只有在提到钱的时候,神经病最开心:“好啊,我告诉你,你好好的记下来,千万不能出错,听到没有。”
“是的,您放心。我一定认真的记下来,不会出错的。”穆亦漾拍着胸口保证。
神经病开心地说:“听好了,1231233213210004567。”
这个就是账号?哪个银行的?不会是您自己刚开的银行吧?
说了这么多,穆亦漾基本上可以肯定,这是个神经错乱的患者。只是,对于这种最为敏感的电话,她又不能随意处理。唯一的方法就是,尽量在拖时间,等待专业人士的到来。
她乖乖地记录下这串数字号码,那边的神经病在催促着:“记好了没有,重复一下给我听。”
哟,还知道要进行确认这个重要的步骤。看来,病的程度不太严重。
在她重复数字的时候,专业人士即保安部经理Jack,也就是大家说的武总走进总机室里。
原来,在Lisa接替Rena监听电话后,她马上用笔在纸上写着“马上到总机外面打电话给保安部经理,总机接到恐吓电话”。把这纸条交给Rena,Rena看了后,马上拿起手机跑到总机外面的走廊上打电话。
电话接通后,武总听到是总机接到恐吓电话,吓得他马上从一楼办公室里直到三楼,电梯都顾不上坐。飞快地三步并一大步,快速地跑上来。

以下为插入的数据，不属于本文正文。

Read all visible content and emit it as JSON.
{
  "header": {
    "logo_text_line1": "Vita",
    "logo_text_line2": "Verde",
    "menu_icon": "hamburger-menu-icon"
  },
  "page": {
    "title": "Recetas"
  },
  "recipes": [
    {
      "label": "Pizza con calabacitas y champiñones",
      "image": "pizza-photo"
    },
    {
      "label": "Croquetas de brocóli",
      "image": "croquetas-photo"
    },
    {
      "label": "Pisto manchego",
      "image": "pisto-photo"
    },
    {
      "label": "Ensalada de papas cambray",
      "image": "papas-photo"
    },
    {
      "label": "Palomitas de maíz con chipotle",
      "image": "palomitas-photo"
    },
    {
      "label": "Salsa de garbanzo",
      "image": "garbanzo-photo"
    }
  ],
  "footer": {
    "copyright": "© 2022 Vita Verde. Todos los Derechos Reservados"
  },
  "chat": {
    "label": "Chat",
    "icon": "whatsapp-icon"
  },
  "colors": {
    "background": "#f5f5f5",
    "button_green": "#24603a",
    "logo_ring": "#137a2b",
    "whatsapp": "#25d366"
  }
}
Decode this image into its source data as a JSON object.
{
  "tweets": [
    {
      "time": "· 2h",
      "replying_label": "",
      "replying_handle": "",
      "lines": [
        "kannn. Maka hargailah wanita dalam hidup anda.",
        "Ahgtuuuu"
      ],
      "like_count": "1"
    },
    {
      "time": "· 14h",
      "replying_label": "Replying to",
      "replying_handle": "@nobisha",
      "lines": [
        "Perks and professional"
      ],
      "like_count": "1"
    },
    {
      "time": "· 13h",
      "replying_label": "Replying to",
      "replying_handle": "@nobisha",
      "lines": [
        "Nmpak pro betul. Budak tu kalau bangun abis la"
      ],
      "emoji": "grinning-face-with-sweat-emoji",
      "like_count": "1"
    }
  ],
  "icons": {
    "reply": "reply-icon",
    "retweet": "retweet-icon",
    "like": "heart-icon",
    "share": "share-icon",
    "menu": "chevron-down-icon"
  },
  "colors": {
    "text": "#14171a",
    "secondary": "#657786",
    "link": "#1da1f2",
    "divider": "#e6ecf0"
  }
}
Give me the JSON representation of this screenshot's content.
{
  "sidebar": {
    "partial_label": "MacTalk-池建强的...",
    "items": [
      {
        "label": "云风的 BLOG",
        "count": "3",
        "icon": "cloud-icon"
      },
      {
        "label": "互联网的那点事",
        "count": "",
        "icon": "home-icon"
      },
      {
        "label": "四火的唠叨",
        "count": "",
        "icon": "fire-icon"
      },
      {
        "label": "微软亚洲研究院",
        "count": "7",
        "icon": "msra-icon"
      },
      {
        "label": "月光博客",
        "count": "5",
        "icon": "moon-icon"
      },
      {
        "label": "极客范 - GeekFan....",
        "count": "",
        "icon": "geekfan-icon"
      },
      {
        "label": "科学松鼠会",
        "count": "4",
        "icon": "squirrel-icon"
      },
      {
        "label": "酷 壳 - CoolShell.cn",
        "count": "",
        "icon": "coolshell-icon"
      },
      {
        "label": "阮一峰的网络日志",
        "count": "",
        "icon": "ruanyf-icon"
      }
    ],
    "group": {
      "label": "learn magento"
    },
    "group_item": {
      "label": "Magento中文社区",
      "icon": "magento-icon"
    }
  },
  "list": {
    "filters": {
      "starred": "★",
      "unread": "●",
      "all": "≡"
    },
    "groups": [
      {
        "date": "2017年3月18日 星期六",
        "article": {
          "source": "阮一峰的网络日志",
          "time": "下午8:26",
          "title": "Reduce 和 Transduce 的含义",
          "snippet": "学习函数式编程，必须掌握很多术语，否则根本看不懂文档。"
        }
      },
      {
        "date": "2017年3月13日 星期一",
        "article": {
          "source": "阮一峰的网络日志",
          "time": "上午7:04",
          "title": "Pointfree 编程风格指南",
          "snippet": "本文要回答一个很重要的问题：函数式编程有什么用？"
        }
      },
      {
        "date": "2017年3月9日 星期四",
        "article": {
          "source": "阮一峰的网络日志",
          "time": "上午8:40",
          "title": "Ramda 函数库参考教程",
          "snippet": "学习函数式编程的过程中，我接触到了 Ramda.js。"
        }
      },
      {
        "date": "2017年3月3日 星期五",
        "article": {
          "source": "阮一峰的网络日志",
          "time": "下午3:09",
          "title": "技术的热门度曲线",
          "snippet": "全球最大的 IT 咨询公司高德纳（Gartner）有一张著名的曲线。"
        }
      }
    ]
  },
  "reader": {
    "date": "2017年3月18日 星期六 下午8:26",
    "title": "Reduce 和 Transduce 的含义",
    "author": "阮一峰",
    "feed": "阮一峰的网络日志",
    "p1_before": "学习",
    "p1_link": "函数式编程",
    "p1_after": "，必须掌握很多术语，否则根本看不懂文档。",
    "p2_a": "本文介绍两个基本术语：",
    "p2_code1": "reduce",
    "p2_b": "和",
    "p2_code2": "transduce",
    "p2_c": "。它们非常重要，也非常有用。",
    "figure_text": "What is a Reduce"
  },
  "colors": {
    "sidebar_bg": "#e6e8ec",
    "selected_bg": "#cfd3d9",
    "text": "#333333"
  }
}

Lisa看到武总进来后,她马上把自己耳朵上的听筒取下来,交给武总,让他接着监听。
虽然是从一楼跑上三楼,武总脸不红气不喘,心跳依旧。这得归功于他每日坚持的晨跑。
等到穆亦漾把数字念给这个神经病听完之后,他开始催促着:“一分钟已经到了,你们的领导怎么说,什么时候开始汇钱给我?”
专业人士就在一边呢,现在,是自己来回答客人的问题,还是让专业人士来处理?
穆亦漾看了一眼武总,似乎是在等着他的指示。
此时,武总开口了:“先生你好。我是酒店的保安部经理,你有什么要求可以跟我讲。”
回复他的,“嘟嘟嘟嘟”的忙音,电话挂断了。